このコミットは、Goプロジェクトのダッシュボードシステムにおける変更を扱っています。具体的には、ビルダがダッシュボードにコミット情報を送信する際に、コミット時刻を正確に含めるように修正されています。

コミット

commit 9b3799aa89449798c978c1c6d276a193d91a4701
Author: Andrew Gerrand <adg@golang.org>
Date:   Mon Dec 19 16:57:03 2011 +1100

    builder: send commit time to dashboard
    
    R=golang-dev, bradfitz
    CC=golang-dev
    https://golang.org/cl/5489084

GitHub上でのコミットページへのリンク

https://github.com/golang/go/commit/9b3799aa89449798c978c1c6d276a193d91a4701

元コミット内容

builder: send commit time to dashboard

このコミットは、Goプロジェクトのビルダがダッシュボードにコミット情報を送信する際に、コミット時刻を含めるようにするものです。

変更の背景

Goプロジェクトでは、継続的インテグレーション(CI)とテスト結果を可視化するために「Goダッシュボード」と呼ばれるシステムが運用されていました。このダッシュボードは、様々なプラットフォームや環境でのビルドおよびテストのステータスをリアルタイムで表示し、開発者がコードの健全性を迅速に把握できるようにする重要なツールです。

以前のシステムでは、コミット情報の一部としてコミットハッシュ、親ハッシュ、作者、説明などは送信されていましたが、コミットが作成された正確な時刻がダッシュボードに送信されていませんでした。コミット時刻は、ビルドの履歴を追跡したり、特定の時点でのシステムの健全性を分析したり、パフォーマンスの傾向を把握したりする上で非常に重要なメタデータです。例えば、特定のコミットが原因でビルドが失敗し始めた場合、そのコミットがいつ行われたかを知ることで、問題の特定とデバッグが容易になります。

このコミットの背景には、ダッシュボードの機能強化と、より詳細なビルド履歴の追跡を可能にするという目的がありました。特に、TODO(adg): l.Date as int64 unix epoch secs in Time field というコメントがコード内に存在していたことから、この機能は以前から計画されており、今回実装されたものと考えられます。

前提知識の解説

Goダッシュボード (Go Dashboard)

Goダッシュボードは、Go言語プロジェクトの公式な継続的インテグレーションおよびテスト結果の可視化システムです。
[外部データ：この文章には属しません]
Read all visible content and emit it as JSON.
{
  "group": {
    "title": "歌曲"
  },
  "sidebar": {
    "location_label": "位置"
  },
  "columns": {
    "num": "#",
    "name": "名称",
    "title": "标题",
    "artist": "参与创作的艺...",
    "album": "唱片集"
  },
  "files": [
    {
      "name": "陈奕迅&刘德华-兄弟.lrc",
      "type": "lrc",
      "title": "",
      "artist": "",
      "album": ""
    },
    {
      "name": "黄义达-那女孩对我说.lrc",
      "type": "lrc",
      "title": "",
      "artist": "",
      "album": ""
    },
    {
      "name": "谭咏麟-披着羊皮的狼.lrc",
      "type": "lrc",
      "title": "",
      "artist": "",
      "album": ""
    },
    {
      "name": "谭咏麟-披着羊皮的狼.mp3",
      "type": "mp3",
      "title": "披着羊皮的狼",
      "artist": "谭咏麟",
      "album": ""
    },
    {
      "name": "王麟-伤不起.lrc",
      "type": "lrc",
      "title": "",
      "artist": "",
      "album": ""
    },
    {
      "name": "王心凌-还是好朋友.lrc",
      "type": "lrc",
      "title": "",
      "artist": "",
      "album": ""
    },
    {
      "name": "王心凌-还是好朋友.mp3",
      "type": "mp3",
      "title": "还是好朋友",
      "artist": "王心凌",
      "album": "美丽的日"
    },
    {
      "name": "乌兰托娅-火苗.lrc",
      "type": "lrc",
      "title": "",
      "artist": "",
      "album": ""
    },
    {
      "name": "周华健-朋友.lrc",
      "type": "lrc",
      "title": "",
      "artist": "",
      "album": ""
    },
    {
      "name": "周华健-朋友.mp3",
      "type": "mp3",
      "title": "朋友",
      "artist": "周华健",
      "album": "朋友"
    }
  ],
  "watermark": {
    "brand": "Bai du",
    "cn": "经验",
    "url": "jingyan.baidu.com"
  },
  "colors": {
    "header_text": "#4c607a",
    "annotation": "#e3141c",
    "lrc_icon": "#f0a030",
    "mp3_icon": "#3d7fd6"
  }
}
世界中の様々な環境でGoのコードベースがビルドされ、テストされる様子をリアルタイムで表示します。これにより、開発者はGoのコードベースが常に健全な状態にあることを確認し、問題が発生した場合には迅速に特定して対処することができます。ダッシュボードは、各コミットに対するビルド結果(成功/失敗)、テスト結果、ベンチマーク結果などを集約して表示します。

ビルダ (Builder)

Goダッシュボードの文脈における「ビルダ」とは、Goのソースコードを特定の環境(OS、アーキテクチャ、コンパイラバージョンなど)でビルドし、テストを実行し、その結果をGoダッシュボードに報告する自動化されたエージェントまたはシステムを指します。これらのビルダは、Goプロジェクトの様々なリポジトリ(例: gotoolsblogなど)の変更を監視し、新しいコミットがプッシュされるたびに自動的にビルドとテストのサイクルを開始します。

Mercurial (Hg)

Mercurialは、Goプロジェクトが初期に採用していた分散型バージョン管理システム(DVCS)です。Gitと同様に、リポジトリのクローン、コミット、ブランチ、マージなどの機能を提供します。Goプロジェクトは後にGitに移行しましたが、このコミットが作成された2011年時点ではMercurialが主要なバージョン管理システムとして使用されていました。そのため、コミット情報(HgLog)はMercurialのログ形式に準拠しています。

RFC3339

RFC3339は、インターネット標準のデータと時刻の形式を定義する仕様です。ISO 8601のプロファイルをベースにしており、人間が読みやすく、かつ機械が解析しやすい形式を提供します。例: 2011-12-19T16:57:03+11:00。この形式は、異なるタイムゾーンやシステム間で時刻情報を正確に交換するために広く利用されます。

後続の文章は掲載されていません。